A conservative Canadian media outlet says it plans to file suit against the government of Alberta following incidents in recent weeks in which its reporters were excluded from government-organized media events. At one event, its journalist was escorted out of the legislature by a sheriff.

The Rebel media group suspects it is being blackballed over its political leanings, and one of its reporters told TheBlaze that there’s a lesson in their experience for American conservatives who want to protect liberties like freedom of the press for a wide spectrum of political opinions.

The Rebel said that the first incident occurred Jan. 29 when two of its journalists were kicked out of a closed-door Alberta government technical briefing known as a media lock-up.

Days later, on Feb. 3, The Rebel’s Alberta bureau chief, Sheila Gunn Reid, went to the Alberta Legislature building to cover a joint press conference with Alberta Premier Rachel Notley and Canadian Prime Minister Justin Trudeau.

She said that she was told at the check-in desk that her organization was on a “no-go” list for the event and that the order had come from the premier’s office.

Reid was then escorted by a sheriff out of the building, preventing her from covering the press conference, as described in a letter from The Rebel’s attorney.

Premier Notley — who serves a role similar to that of a U.S. state governor — also heads the Alberta branch of the left-wing New Democratic Party.

After filing a complaint with the premier’s press secretary, The Rebel — which was founded by prominent conservative Canadian media personality Ezra Levant — was told by the province’s justice department that its reporters “are not journalists” and therefore deserve no access to media events.

“Our client’s position remains that your client and those who identify as being connected to your client are not journalists and are not entitled to access media lock-ups or other such events,” read the one-line response to The Rebel from Justice Department lawyer Jason Fung.

Image source: TheRebel.media

Image source: TheRebel.media

The Rebel believes that its freedom of the press has been violated and now plans to go to court.

“We’re asking for a judge to declare that what Notley is doing is illegal — it violates our constitutional freedom of the press. Notley just can’t run the government like it’s her personal property, where she can bully anyone she doesn’t like,” The Rebel asserted.

Reid, who was booted from the media events, told TheBlaze via email Tuesday that it is her understanding that only Rebel reporters were not permitted to attend.

“At the Rebel, we know we aren’t for everyone, and I know not everyone is my personal fan. But my personal politics are no reason for the premier to stop me from doing my job,” Reid said. “Rachel Notley can’t decide who is a journalist or not.”

Reid is the author of a new book highly critical of Notley titled, “The Destroyers: Rachel Notley and the NDP’s War on Alberta.” Whether by coincidence or not, the book was released Jan. 29, the precise day that Reid was ejected from the first Alberta government media event described above. The book spent a week at the No. 1 spot and is currently one of the top 10 best-selling books at Amazon’s Canadian website.

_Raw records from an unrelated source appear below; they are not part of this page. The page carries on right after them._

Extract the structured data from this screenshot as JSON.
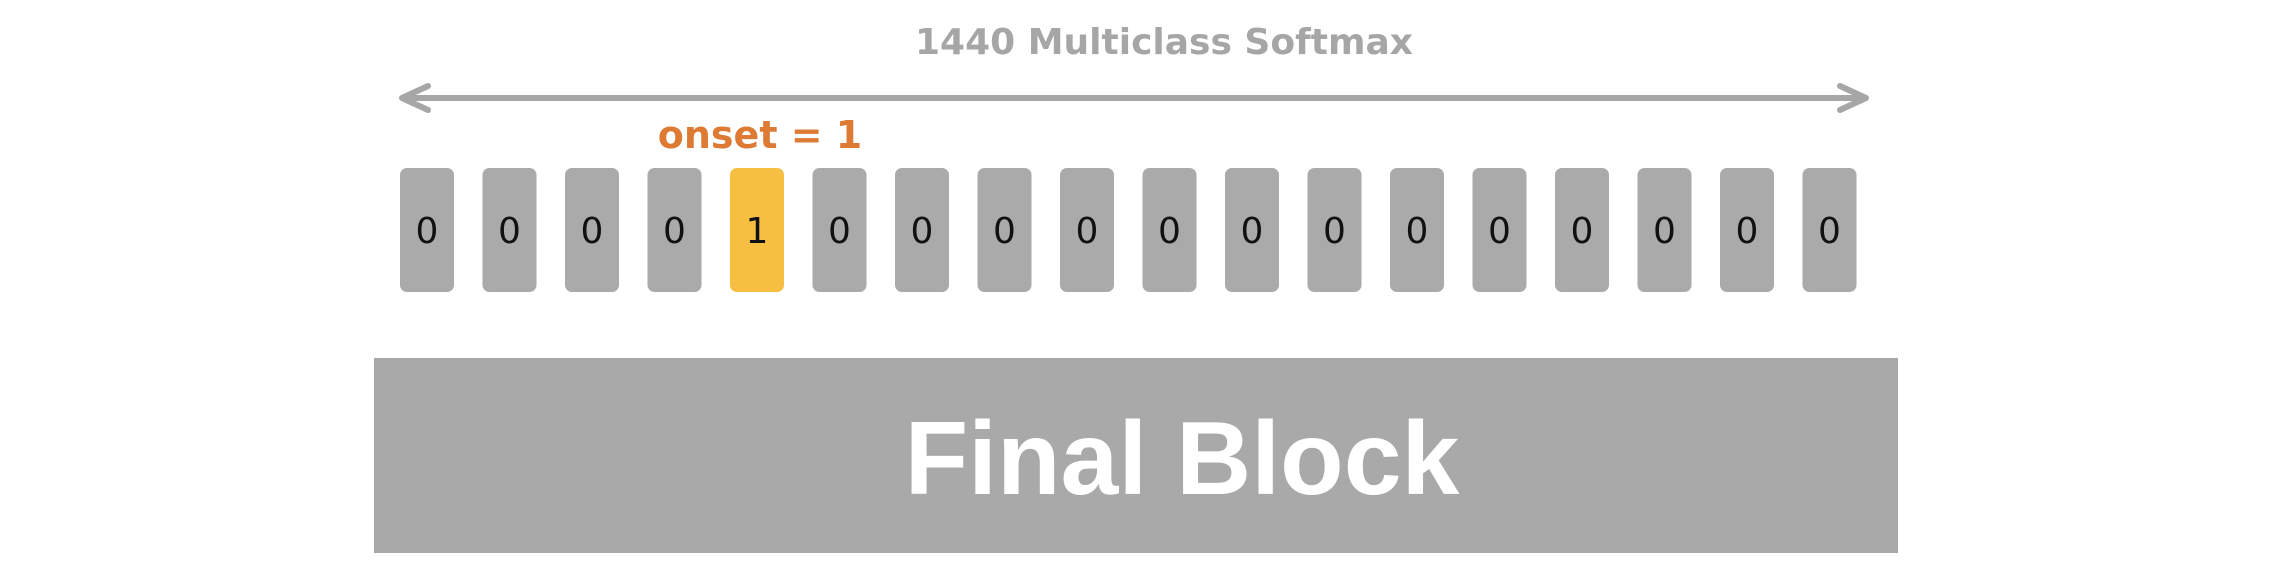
{
  "title": "1440 Multiclass Softmax",
  "onset_label": "onset = 1",
  "cells": [
    "0",
    "0",
    "0",
    "0",
    "1",
    "0",
    "0",
    "0",
    "0",
    "0",
    "0",
    "0",
    "0",
    "0",
    "0",
    "0",
    "0",
    "0"
  ],
  "active_index": 4,
  "block_label": "Final Block",
  "colors": {
    "cell": "#aaaaaa",
    "active_cell": "#f6bf41",
    "arrow": "#a6a6a6",
    "title": "#a6a6a6",
    "onset": "#dd7b35",
    "block": "#a9a9a9",
    "block_text": "#ffffff",
    "cell_text": "#111111"
  }
}
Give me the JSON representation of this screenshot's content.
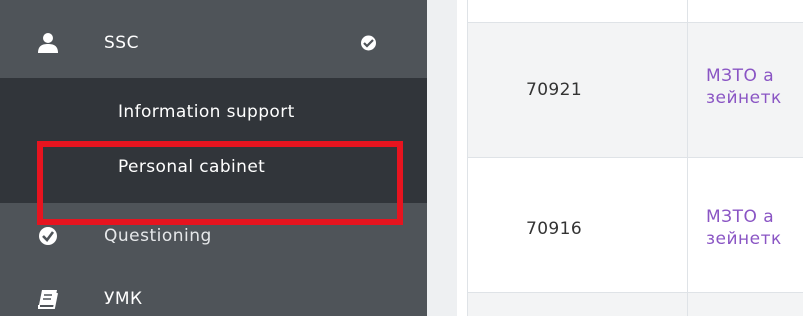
{
  "sidebar": {
    "items": [
      {
        "label": "SSC",
        "icon": "user-icon",
        "badge_icon": "check-circle-icon"
      },
      {
        "label": "Questioning",
        "icon": "check-circle-icon"
      },
      {
        "label": "УМК",
        "icon": "book-icon"
      }
    ],
    "submenu": [
      {
        "label": "Information support"
      },
      {
        "label": "Personal cabinet"
      }
    ]
  },
  "table": {
    "rows": [
      {
        "id": "70921",
        "name_line1": "МЗТО а",
        "name_line2": "зейнетк"
      },
      {
        "id": "70916",
        "name_line1": "МЗТО а",
        "name_line2": "зейнетк"
      }
    ]
  },
  "colors": {
    "sidebar_bg": "#4f5459",
    "submenu_bg": "#31353a",
    "highlight": "#e6141f",
    "link": "#8a55c4"
  }
}
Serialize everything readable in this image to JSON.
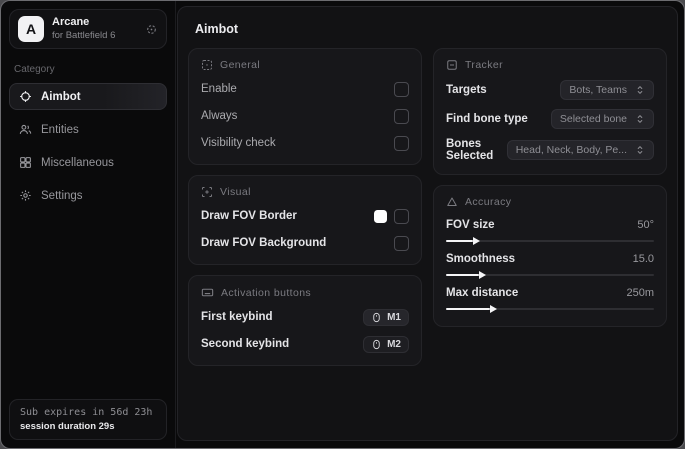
{
  "sidebar": {
    "logo": {
      "letter": "A",
      "title": "Arcane",
      "subtitle": "for Battlefield 6"
    },
    "category_label": "Category",
    "items": [
      {
        "label": "Aimbot"
      },
      {
        "label": "Entities"
      },
      {
        "label": "Miscellaneous"
      },
      {
        "label": "Settings"
      }
    ],
    "subscription": {
      "line1": "Sub expires in 56d 23h",
      "line2": "session duration 29s"
    }
  },
  "main": {
    "title": "Aimbot",
    "general": {
      "header": "General",
      "rows": [
        {
          "label": "Enable",
          "checked": false
        },
        {
          "label": "Always",
          "checked": false
        },
        {
          "label": "Visibility check",
          "checked": false
        }
      ]
    },
    "visual": {
      "header": "Visual",
      "rows": [
        {
          "label": "Draw FOV Border",
          "swatch": "#ffffff",
          "checked": false
        },
        {
          "label": "Draw FOV Background",
          "checked": false
        }
      ]
    },
    "activation": {
      "header": "Activation buttons",
      "rows": [
        {
          "label": "First keybind",
          "key": "M1"
        },
        {
          "label": "Second keybind",
          "key": "M2"
        }
      ]
    },
    "tracker": {
      "header": "Tracker",
      "rows": [
        {
          "label": "Targets",
          "value": "Bots, Teams"
        },
        {
          "label": "Find bone type",
          "value": "Selected bone"
        },
        {
          "label": "Bones Selected",
          "value": "Head, Neck, Body, Pe..."
        }
      ]
    },
    "accuracy": {
      "header": "Accuracy",
      "rows": [
        {
          "label": "FOV size",
          "value": "50°",
          "fill": "13%"
        },
        {
          "label": "Smoothness",
          "value": "15.0",
          "fill": "16%"
        },
        {
          "label": "Max distance",
          "value": "250m",
          "fill": "21%"
        }
      ]
    }
  },
  "colors": {
    "accent": "#ffffff",
    "card_bg": "#17171a",
    "panel_bg": "#121214",
    "window_bg": "#0a0a0b"
  }
}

Reid told TheBlaze she suspects that her book “has a lot to do with why we are being targeted.”

“I’ve been at other media availabilities for the premier in the past. What’s changed? Well, I wrote a book detailing all of the radicals in Rachel Notley’s government. Now I’m on a media blacklist, and I’ve damned all colleagues with me!” Reid said.

Asked if her experience offers a lesson for American conservatives, Reid responded, “Elections matter. In Alberta, we ended up with a socialist government because of a protest vote, and now we have a government that does the kind of anti-freedom things we could never imagine the previous government doing.”

“We’ve elected a government that can take away our fundamental liberties like freedom of the press with the brush of a heavy hand. In short: Americans are in election season. Vote wisely, Albertans sure didn’t,” she added.

The Rebel found perhaps unexpected support from Canadian media personalities who are not associated with the right:

“Notley’s blacklist sets a dangerous precedent and we can’t let it stand. Personal politics are not a valid reason to restrict the lawful activities of any media organization,” The Rebel said in a post describing the unfolding of events.

Others also expressed concern that it’s not the role of the government to decide who is or is not a journalist.

Edmonton Sun columnist Lorne Gunter wrote Monday:

It is very dangerous in a free society to give politicians, bureaucrats or government lawyers the power to determine who is and isn’t a journalist. That could lead to censorship, or at least to holding accreditation over the heads of reporters who are critical of the government.